Honshitsu (本質). The thing itself. True nature.
From very early in life, we are surrounded by B.S. The trick is not to rid the world of B.S., but to train our eyes to see through it. It’s a bit of challenge to do, because the honshitsu is opaque to most people (and kept that way by our wider society), but once you can do it, once you can see clearly, you live on a higher plane of existence, a state made higher still by the fact that most everybody else is living blind. It’s sort of like being able to read — unquestionably advantageous in any society, and doubly so if you’re surrounded by illiterates.
Broadly speaking, there are two types of honshitsu to see, or, more accurately, two directions in which to see the honshitsu. Up, and down. Downward honshitsu vision (downside clairvoyance)is the kind we usually think of — it’s what we’re talking about when we point out that something isn’t all it’s cracked up to be. Exposed to our downward honshitsu vision, some people may accuse us of sour grapes, but that accusation is, often enough, itself merely a special kind of sideways-interference B.S., made by misguided people and intended to protect other, deeper B.S. from scrutiny.
Example: Investing legend Ken Fisher, author of “The Ten Roads to Riches”, has long maintained that creating a company and then taking it public is one of the worst ways to get rich, because it involves permanent exposure to high levels of what Australians (as portrayed by actors on the TV show “Neighbours”) call “aggro” — nonsense, hassle.
Just ask Steve Jobs and Mark Zuckerberg how it feels to have people you freaking hired kick you out of the company you created, or force you to go to places you don’t want to go, wearing clothes you don’t want to wear, to talk to people you don’t want to talk to, about things you don’t want to talk about. Ken Fisher was able to see downward through the the B.S. into the honshitsu, and realize that the start-up-to-IPO dream can lead to money without wealth, responsibility without freedom.

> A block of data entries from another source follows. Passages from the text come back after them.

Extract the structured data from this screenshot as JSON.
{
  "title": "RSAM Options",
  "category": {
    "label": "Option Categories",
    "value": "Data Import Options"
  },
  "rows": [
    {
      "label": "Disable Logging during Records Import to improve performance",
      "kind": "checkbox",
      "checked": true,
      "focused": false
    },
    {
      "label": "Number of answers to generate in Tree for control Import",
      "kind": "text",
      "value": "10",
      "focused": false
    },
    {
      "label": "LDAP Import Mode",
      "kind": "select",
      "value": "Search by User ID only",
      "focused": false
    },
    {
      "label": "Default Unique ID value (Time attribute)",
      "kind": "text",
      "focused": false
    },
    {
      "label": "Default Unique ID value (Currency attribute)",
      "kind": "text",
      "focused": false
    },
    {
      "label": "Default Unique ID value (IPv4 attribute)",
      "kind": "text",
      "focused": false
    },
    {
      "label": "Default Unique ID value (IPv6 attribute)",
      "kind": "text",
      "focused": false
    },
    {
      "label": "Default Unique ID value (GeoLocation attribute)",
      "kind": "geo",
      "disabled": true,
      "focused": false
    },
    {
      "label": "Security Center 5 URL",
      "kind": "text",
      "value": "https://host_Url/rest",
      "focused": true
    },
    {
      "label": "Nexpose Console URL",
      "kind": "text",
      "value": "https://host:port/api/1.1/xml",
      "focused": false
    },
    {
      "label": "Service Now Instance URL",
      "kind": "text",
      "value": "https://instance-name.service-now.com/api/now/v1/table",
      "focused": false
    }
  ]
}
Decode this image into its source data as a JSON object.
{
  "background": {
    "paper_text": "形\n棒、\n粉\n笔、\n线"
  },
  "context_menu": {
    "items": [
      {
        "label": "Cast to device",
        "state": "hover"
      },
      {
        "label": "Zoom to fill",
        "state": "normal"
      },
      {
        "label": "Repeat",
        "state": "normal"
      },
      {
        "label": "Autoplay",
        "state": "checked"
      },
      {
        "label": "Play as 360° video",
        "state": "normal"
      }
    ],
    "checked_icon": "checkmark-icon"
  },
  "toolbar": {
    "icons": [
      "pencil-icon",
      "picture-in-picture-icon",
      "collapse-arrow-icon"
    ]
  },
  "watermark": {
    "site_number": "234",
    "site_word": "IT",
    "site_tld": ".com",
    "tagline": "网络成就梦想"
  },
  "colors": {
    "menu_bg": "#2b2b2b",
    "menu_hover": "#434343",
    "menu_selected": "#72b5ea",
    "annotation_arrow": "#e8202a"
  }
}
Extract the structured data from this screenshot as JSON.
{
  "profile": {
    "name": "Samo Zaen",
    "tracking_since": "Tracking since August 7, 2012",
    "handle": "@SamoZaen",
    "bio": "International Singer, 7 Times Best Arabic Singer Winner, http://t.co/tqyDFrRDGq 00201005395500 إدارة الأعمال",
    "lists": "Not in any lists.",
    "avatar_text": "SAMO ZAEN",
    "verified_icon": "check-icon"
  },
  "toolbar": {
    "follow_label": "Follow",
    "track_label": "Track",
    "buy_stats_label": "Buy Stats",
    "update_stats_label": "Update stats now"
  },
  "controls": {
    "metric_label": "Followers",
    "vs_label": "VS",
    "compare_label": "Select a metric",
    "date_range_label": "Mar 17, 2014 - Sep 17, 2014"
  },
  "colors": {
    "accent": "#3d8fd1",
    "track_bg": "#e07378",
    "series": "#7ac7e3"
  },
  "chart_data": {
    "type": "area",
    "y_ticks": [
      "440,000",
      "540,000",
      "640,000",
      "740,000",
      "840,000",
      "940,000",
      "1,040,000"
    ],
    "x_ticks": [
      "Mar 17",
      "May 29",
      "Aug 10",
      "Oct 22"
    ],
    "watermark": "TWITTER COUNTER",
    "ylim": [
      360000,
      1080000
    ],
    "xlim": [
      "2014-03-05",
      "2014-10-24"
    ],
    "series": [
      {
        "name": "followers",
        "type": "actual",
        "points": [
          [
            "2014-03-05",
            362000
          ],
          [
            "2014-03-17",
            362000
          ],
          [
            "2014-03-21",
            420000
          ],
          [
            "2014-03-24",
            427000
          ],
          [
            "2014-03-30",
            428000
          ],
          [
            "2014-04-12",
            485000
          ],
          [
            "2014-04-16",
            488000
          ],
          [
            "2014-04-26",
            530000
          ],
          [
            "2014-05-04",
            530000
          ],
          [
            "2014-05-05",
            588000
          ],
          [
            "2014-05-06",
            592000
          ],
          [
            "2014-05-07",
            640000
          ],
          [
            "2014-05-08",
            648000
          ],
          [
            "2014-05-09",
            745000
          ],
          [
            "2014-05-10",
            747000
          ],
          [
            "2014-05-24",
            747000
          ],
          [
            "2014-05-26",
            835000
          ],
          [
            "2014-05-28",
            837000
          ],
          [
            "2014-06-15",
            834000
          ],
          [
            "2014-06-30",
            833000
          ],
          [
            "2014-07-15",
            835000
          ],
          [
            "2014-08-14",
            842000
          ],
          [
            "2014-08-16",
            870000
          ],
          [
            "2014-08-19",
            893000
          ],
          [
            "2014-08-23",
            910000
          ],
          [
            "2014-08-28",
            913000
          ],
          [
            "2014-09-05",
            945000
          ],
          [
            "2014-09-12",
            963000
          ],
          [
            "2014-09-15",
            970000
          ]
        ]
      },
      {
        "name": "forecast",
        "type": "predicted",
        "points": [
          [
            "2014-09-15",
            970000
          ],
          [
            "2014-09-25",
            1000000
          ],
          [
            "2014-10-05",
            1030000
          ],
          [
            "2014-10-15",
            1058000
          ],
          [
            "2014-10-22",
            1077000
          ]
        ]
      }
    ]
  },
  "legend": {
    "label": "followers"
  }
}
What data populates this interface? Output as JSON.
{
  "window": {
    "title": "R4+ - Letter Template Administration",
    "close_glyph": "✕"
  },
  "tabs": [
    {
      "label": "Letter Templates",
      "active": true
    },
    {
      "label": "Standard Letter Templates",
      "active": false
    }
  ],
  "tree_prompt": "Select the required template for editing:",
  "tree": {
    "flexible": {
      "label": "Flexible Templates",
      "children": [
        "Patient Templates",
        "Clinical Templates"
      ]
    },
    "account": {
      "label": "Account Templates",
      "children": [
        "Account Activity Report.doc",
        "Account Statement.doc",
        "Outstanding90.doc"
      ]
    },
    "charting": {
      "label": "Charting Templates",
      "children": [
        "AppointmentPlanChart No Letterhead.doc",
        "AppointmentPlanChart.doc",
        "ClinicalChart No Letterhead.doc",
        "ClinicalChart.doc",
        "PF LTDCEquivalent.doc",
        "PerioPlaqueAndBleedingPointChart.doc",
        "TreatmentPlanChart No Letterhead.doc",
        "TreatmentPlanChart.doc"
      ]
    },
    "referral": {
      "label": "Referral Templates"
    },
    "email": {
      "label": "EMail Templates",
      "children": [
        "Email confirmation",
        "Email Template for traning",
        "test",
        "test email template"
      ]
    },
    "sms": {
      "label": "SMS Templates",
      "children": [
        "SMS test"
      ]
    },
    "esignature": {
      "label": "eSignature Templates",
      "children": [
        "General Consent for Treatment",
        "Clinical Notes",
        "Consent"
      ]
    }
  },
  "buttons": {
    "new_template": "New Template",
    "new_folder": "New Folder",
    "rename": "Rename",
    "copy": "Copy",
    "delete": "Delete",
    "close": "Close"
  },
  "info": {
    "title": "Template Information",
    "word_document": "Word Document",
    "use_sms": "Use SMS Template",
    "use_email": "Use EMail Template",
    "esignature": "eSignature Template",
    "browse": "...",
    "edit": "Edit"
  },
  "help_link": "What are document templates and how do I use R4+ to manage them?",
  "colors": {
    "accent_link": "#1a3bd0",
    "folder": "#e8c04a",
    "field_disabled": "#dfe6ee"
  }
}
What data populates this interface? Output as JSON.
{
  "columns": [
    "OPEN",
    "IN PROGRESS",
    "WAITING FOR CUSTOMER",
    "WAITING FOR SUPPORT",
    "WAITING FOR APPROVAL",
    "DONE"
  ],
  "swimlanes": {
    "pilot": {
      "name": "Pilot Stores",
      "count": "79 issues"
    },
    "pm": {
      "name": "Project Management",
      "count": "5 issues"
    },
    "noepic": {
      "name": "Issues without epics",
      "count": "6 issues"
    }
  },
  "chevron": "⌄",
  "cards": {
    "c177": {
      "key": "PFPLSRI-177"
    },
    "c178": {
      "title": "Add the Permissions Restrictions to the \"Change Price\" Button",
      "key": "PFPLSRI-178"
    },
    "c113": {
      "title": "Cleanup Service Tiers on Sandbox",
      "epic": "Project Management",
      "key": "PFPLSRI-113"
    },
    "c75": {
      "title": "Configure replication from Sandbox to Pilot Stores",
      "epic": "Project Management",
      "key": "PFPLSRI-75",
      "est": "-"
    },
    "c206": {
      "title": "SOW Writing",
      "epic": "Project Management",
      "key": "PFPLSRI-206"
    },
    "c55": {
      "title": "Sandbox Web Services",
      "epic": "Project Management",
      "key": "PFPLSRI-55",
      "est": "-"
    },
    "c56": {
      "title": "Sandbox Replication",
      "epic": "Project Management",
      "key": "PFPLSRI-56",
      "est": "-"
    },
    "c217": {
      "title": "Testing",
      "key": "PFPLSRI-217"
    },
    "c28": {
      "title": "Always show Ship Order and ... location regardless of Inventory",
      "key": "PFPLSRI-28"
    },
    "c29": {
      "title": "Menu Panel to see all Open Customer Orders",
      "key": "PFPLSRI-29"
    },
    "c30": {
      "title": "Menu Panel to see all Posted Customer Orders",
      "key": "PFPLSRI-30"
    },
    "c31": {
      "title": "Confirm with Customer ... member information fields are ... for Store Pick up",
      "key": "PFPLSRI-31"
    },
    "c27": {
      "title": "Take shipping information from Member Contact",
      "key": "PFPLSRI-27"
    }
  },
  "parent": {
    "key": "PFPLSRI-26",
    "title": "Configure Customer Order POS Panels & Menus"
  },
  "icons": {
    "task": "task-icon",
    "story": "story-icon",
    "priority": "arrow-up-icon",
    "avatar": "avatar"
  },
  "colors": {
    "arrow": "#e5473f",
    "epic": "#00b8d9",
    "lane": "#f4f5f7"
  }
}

End of example. Moving swiftly on, let’s talk about upward honshitsu vison (upside clairvoyance). Downward honshitsu vision is great. But upward honshitsu vision is equally important. Perhaps more so. And it is the kind of vision that AJATT is mostly about. Upward honshitsu vision allows you to see how apparently useless actions can lead to great results.
Just like the news media work hard to prevent our downward honshitsu vision (and have us believe that the state of being a celebrity, professional athlete, public intellectual or public company CEO is awesome), similarly, the education system works overtime to blur our upward honshitsu vision.
Where clearly seeing downward honshitsu invites accusations of jealousy, clearly seeing upward honshitsu invites accusations of daydreaming and impracticality.
Ignore the brainwashing. Free your mind. Open your eyes. Both ways, but especially up.
Perhaps you are, metaphorically, in “the” gutter. And perhaps you want to be in the stars. In order to do that, you need to see upward clearly. Brutally, crystal clearly. You need to see how your in-gutter actions are valuable. You need to see how a ladder is as valuable as a spaceship (if only because you’re gonna need to use multiple ladders both long before boarding and in order to board your interstellar vessel); you need to see how the ladder that gets you out of the gutter is, in a very real sense, an appendage of the spaceship insofar as it is part of a wider system of tools that will take you there — and without which you would never get there.
How does all this pseudo-profound, ersatz continental philosophy big talk connect to your getting used to Japanese?
Easy.
Worry more about what you’re playing, than about what you’re watching or listening to. Focus on playing Japanese, and the listening and hearing will take care of itself. Focus on putting books under your eyes, and the reading will take care of itself. See the upward honshitsu. See how seemingly useless actions connect to big, awesome chain reactions and results. Don’t love working software but hate doing print-tracing or jotting down algorithms on pen and paper. Don’t love having a clean home but hate taking out the trash. Don’t love air but hate air molecules. Don’t love big explosions but hate atoms.
P.S. I’ve used the word “clairvoyance” here, fully aware of its supernatural connotations but intending it in a very literal, materialistic, woo-free, secular sense that is common to all humans, namely that of having the “ability to perceive matters beyond the range of ordinary perception”, “seeing objects or actions removed in space or time from natural viewing”, and “perceiving objects or events in the future or beyond normal sensory contact”, as various online dictionaries define it. It’s a simple form of “mindsight”; it is one of the original human superpowers (right up there with horizontal inheritance [vertical inheritance is where the next generation improves, horizontal is where extant individuals improve, usually via meme transfer]), and you can get it through thinking (insight), experience (experiment) or just plain research.